My worries about the physical side of our relationship had calmed slightly, simply because Hugo continued to quietly insist that it would be up to me. The most he’d done was kiss my cheek and squeeze my hand whenever I felt brave enough to slide my fingers into his.

Although… he had kissed my knuckles yesterday after dinner, when we’d been sitting on the sofa watching television. I’d reached out to take his hand, our fingers connecting between us. He’d gently run his thumb across the skin, almost unconsciously, sending little hot pinpricks across my skin in a way that wasn’t unpleasant, but genuinely new to me. When we said goodnight, he’d lifted my hand to his lips and brushed them against my knuckles, his eyes locked onto mine. It made my mind spin and my stomach lurch, a tiny shiver radiating through me as if I had goosebumps. But I hadn’t been cold or afraid… it had been different than that. And I wanted to feel it again.
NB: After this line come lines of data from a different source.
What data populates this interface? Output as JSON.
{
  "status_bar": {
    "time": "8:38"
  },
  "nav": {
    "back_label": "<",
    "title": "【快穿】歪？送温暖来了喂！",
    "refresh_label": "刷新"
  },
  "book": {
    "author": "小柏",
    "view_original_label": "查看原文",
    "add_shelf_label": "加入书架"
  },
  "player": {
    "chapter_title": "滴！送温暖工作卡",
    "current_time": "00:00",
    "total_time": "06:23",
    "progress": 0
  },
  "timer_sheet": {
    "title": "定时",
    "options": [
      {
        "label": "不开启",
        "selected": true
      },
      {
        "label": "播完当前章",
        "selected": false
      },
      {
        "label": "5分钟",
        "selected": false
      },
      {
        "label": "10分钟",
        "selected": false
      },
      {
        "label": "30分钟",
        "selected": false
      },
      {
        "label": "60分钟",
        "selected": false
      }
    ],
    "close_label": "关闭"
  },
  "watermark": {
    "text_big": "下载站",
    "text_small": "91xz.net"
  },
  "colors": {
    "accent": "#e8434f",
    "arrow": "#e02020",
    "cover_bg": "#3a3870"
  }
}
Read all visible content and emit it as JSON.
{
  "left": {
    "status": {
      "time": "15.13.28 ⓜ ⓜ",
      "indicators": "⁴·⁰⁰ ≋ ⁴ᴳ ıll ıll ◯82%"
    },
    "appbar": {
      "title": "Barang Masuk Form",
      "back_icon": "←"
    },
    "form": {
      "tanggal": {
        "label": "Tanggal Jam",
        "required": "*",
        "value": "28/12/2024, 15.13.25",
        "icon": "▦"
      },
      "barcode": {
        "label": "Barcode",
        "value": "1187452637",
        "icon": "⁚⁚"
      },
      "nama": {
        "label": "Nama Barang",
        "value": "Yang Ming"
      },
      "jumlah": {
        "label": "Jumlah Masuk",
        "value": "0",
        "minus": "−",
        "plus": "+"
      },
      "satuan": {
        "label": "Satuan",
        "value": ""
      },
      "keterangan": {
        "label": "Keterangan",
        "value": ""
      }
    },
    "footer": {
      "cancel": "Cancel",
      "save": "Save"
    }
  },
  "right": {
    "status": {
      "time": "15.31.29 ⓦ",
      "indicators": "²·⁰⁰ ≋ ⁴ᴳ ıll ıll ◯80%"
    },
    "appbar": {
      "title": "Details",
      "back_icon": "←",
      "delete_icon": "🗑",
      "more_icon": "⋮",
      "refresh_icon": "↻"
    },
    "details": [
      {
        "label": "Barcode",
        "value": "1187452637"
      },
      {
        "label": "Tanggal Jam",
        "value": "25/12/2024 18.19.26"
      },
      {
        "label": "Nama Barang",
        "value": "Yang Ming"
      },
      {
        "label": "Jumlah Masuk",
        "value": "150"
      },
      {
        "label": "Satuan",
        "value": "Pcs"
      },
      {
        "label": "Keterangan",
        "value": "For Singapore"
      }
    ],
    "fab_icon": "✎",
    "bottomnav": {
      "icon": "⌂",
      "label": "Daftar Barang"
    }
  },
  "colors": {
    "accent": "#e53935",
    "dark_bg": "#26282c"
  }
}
There was a soft knock at the door, distracting me from my daydreams of Hugo’s lips, as Hugo himself poked his head around the doorframe. He still looked half-asleep, his dark hair ruffled and askew, and his eyes fighting a battle to stay open. He looked beautiful though, and I suddenly had the urge to pull him into my arms and under the covers with me, pretending the day didn’t exist.

“Good morning,” he said, voice thick with sleep. “I’m going to make breakfast. Do you want some?”

“Please.” I nodded, pulling myself into a sitting position and stretching my arms, listening to my spine and shoulders crack. Such a healthy sound! “You look like you’re going to fall asleep at any second. Why are you even up?”

Hugo chuckled darkly. “I have physio this morning.”